Et quand l’amitié peut nous amener à dire à l’autre : « Je t’aime parce que ta présence me permet d’aller au bout de mon identité et tu m’aimes parce qu’auprès de moi, tu deviens fidèle à ce qu’il y a de plus essentiel en toi. », l’amitié conduit à l’amour.
Et c’est dans ce rapport entre l’amitié et l’amour que le deuil me conduira à sortir de la relation amoureuse, à en guérir et à réorganiser ma vie amoureuse autrement; mais le deuil ne sortira jamais l’amitié de moi. Si, au moment de la mort, j’ai pu dire à l’autre personne : « Tu seras pour toujours une très grande amie. », le deuil sera bien assumé sans avoir besoin d’un accompagnement.
Ce qui est percutant dans le deuil consiste à revoir dans ma mémoire des gestes vivants de l’autre. Dans l’amour-amitié, ces gestes seront parfois accompagnés de sourires et même de rires.

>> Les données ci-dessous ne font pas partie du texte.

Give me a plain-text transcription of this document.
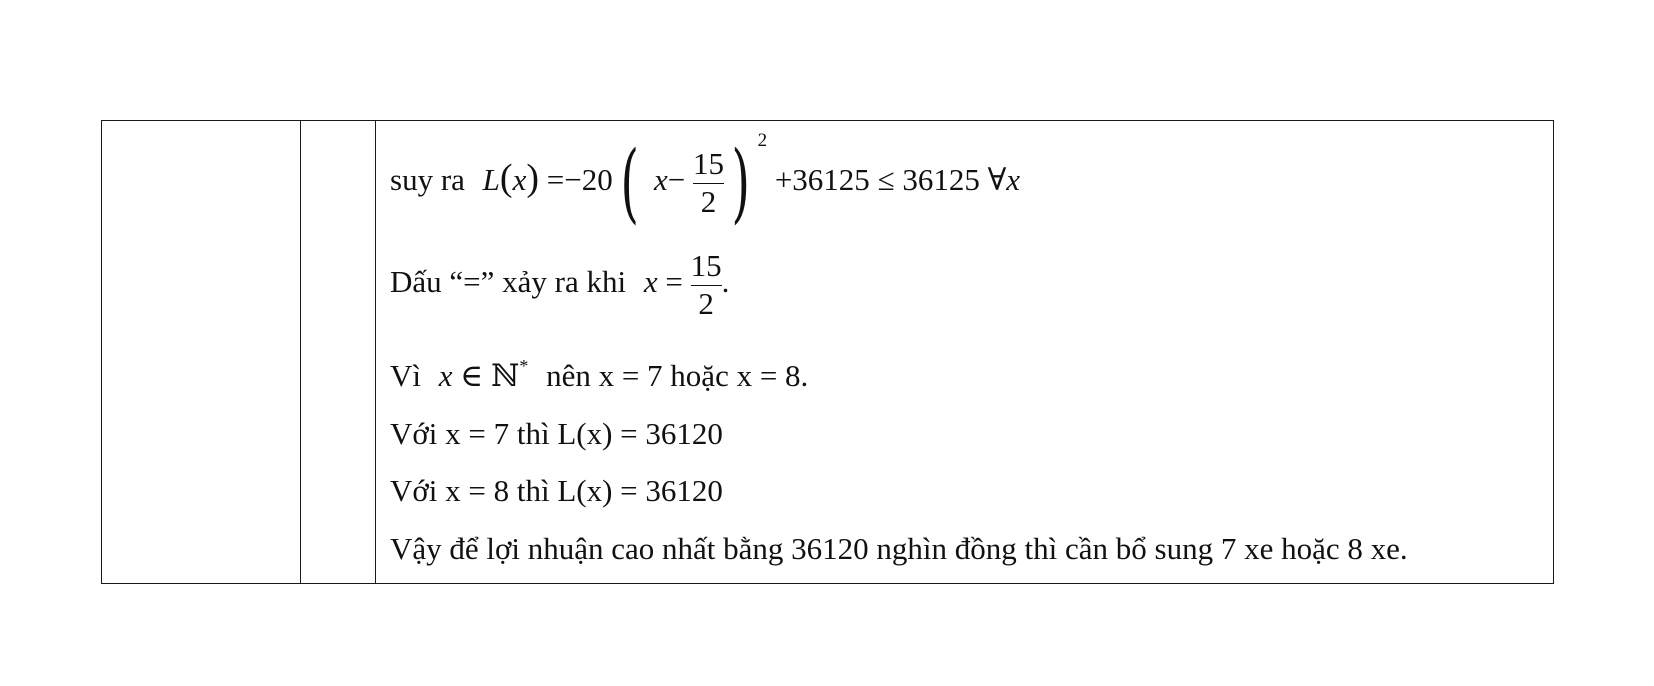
suy ra L(x) =−20( $x- \frac{15}{2}$ ) $^2$ +36125 ≤ 36125 ∀x
Dấu “=” xảy ra khi $x = \frac{15}{2}$ .
Vì x ∈ ℕ* nên x = 7 hoặc x = 8.
Với x = 7 thì L(x) = 36120
Với x = 8 thì L(x) = 36120
Vậy để lợi nhuận cao nhất bằng 36120 nghìn đồng thì cần bổ sung 7 xe hoặc 8 xe.
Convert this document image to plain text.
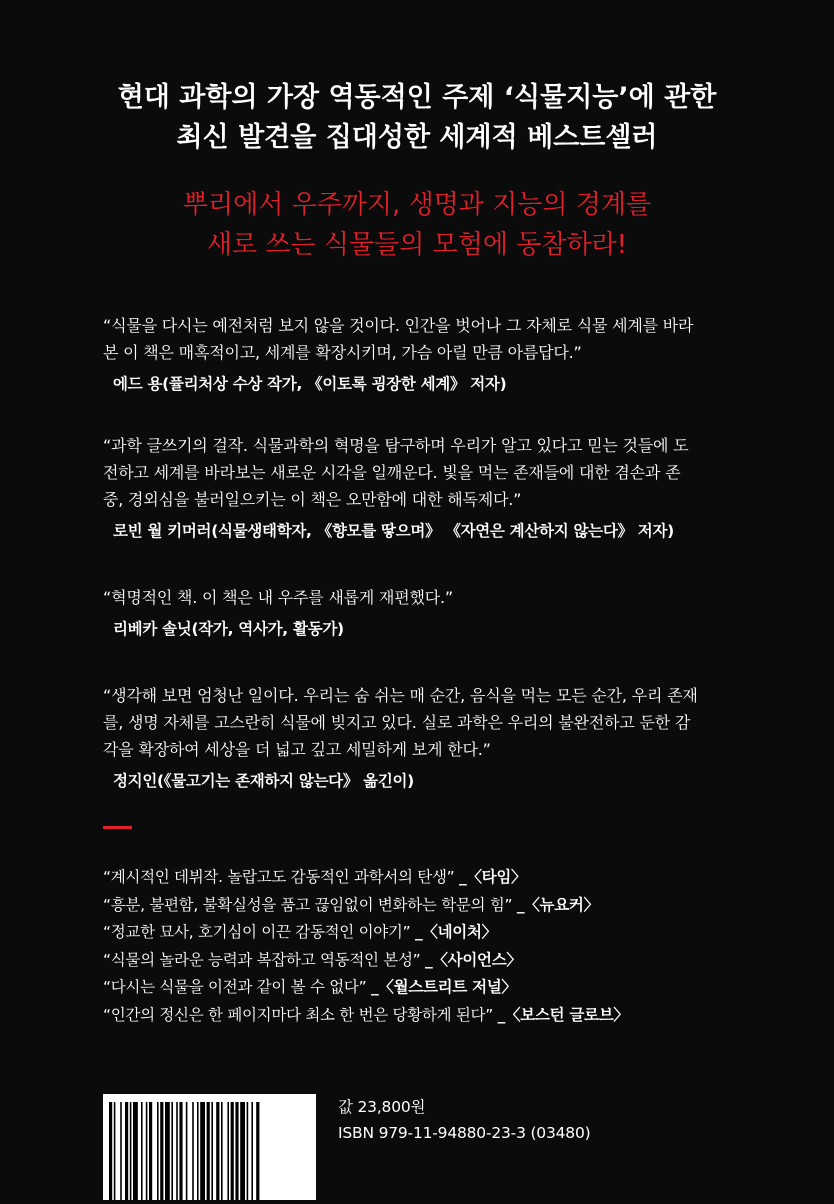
현대 과학의 가장 역동적인 주제 ‘식물지능’에 관한
최신 발견을 집대성한 세계적 베스트셀러
뿌리에서 우주까지, 생명과 지능의 경계를
새로 쓰는 식물들의 모험에 동참하라!

“식물을 다시는 예전처럼 보지 않을 것이다. 인간을 벗어나 그 자체로 식물 세계를 바라
본 이 책은 매혹적이고, 세계를 확장시키며, 가슴 아릴 만큼 아름답다.”

에드 용(퓰리처상 수상 작가, 《이토록 굉장한 세계》 저자)

“과학 글쓰기의 걸작. 식물과학의 혁명을 탐구하며 우리가 알고 있다고 믿는 것들에 도
전하고 세계를 바라보는 새로운 시각을 일깨운다. 빛을 먹는 존재들에 대한 겸손과 존
중, 경외심을 불러일으키는 이 책은 오만함에 대한 해독제다.”

로빈 월 키머러(식물생태학자, 《향모를 땋으며》 《자연은 계산하지 않는다》 저자)

“혁명적인 책. 이 책은 내 우주를 새롭게 재편했다.”

리베카 솔닛(작가, 역사가, 활동가)

“생각해 보면 엄청난 일이다. 우리는 숨 쉬는 매 순간, 음식을 먹는 모든 순간, 우리 존재
를, 생명 자체를 고스란히 식물에 빚지고 있다. 실로 과학은 우리의 불완전하고 둔한 감
각을 확장하여 세상을 더 넓고 깊고 세밀하게 보게 한다.”

정지인(《물고기는 존재하지 않는다》 옮긴이)

“계시적인 데뷔작. 놀랍고도 감동적인 과학서의 탄생” _〈타임〉
“흥분, 불편함, 불확실성을 품고 끊임없이 변화하는 학문의 힘” _〈뉴요커〉
“정교한 묘사, 호기심이 이끈 감동적인 이야기” _〈네이처〉
“식물의 놀라운 능력과 복잡하고 역동적인 본성” _〈사이언스〉
“다시는 식물을 이전과 같이 볼 수 없다” _〈월스트리트 저널〉
“인간의 정신은 한 페이지마다 최소 한 번은 당황하게 된다” _〈보스턴 글로브〉
값 23,800원
ISBN 979-11-94880-23-3 (03480)
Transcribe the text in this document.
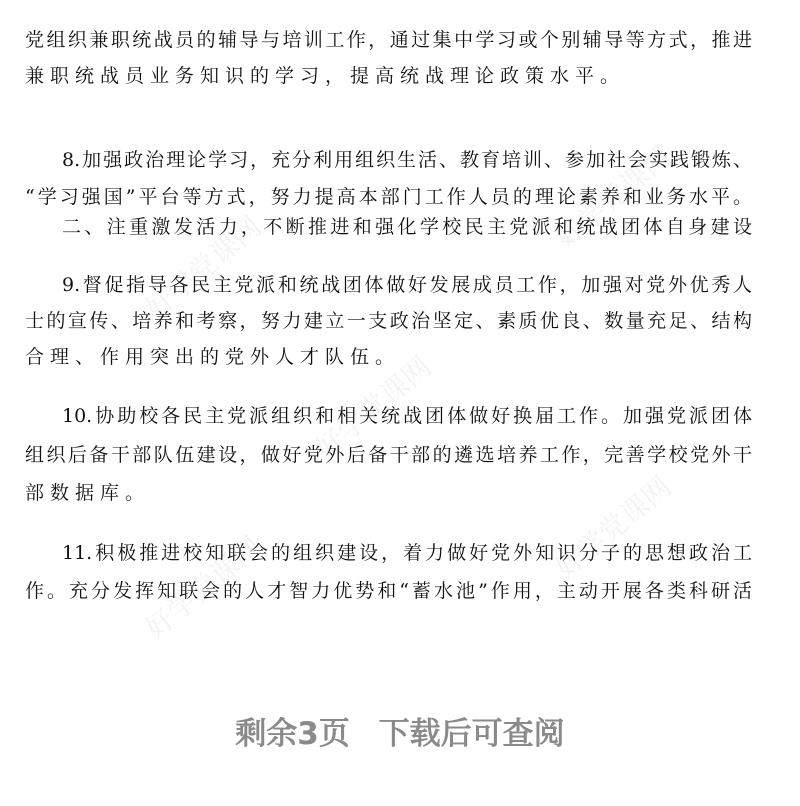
好学党课网
好学党课网
好学党课网
好学党课网
好学党课网
党组织兼职统战员的辅导与培训工作，通过集中学习或个别辅导等方式，推进
兼职统战员业务知识的学习，提高统战理论政策水平。
8.加强政治理论学习，充分利用组织生活、教育培训、参加社会实践锻炼、
“学习强国”平台等方式，努力提高本部门工作人员的理论素养和业务水平。
二、注重激发活力，不断推进和强化学校民主党派和统战团体自身建设
9.督促指导各民主党派和统战团体做好发展成员工作，加强对党外优秀人
士的宣传、培养和考察，努力建立一支政治坚定、素质优良、数量充足、结构
合理、作用突出的党外人才队伍。
10.协助校各民主党派组织和相关统战团体做好换届工作。加强党派团体
组织后备干部队伍建设，做好党外后备干部的遴选培养工作，完善学校党外干
部数据库。
11.积极推进校知联会的组织建设，着力做好党外知识分子的思想政治工
作。充分发挥知联会的人才智力优势和“蓄水池”作用，主动开展各类科研活
剩余3页 下载后可查阅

Deuxième prise de conscience : un amour-fusion
Si j’ai pu dire à l’autre : « Que serais-je sans toi? J’ai tout appris de toi, je ne pourrais plus vivre sans toi. », et que ces paroles étaient les mots d’une chanson, nous aurions pu danser sur cette chanson. Mais si ces paroles traduisaient le vécu de notre relation amoureuse, mon deuil sera très difficile et très lent à faire.
Ainsi, je ne m’en sortirai pas seul, je ne guérirai peut-être que par un accompagnement structuré, en cherchant la réponse au « Que suis-je sans toi? » pour me détacher du « Je ne pourrais plus vivre sans toi. ».
Je guérirai, mais le deuil pourra bien laisser en moi une large cicatrice, me rappelant que nos deux identités étaient fondues comme dans un alliage pour former l’amalgame d’un amour fou, devenus comme deux aimants, prisonniers l’un de l’autre. Pour la première fois, seul, j’irai à la rencontre de mon identité.
Ici aussi, les gestes de vie de la personne décédée reviendront dans ma mémoire et le souvenir de la fusion sera percutant au niveau de mes émotions. Vraiment, le deuil sera délicat, car il faudra redonner à ma raison une place de choix et redessiner une route sur laquelle je rencontrerai ma véritable identité. Ce sera la route de l’accompagnement.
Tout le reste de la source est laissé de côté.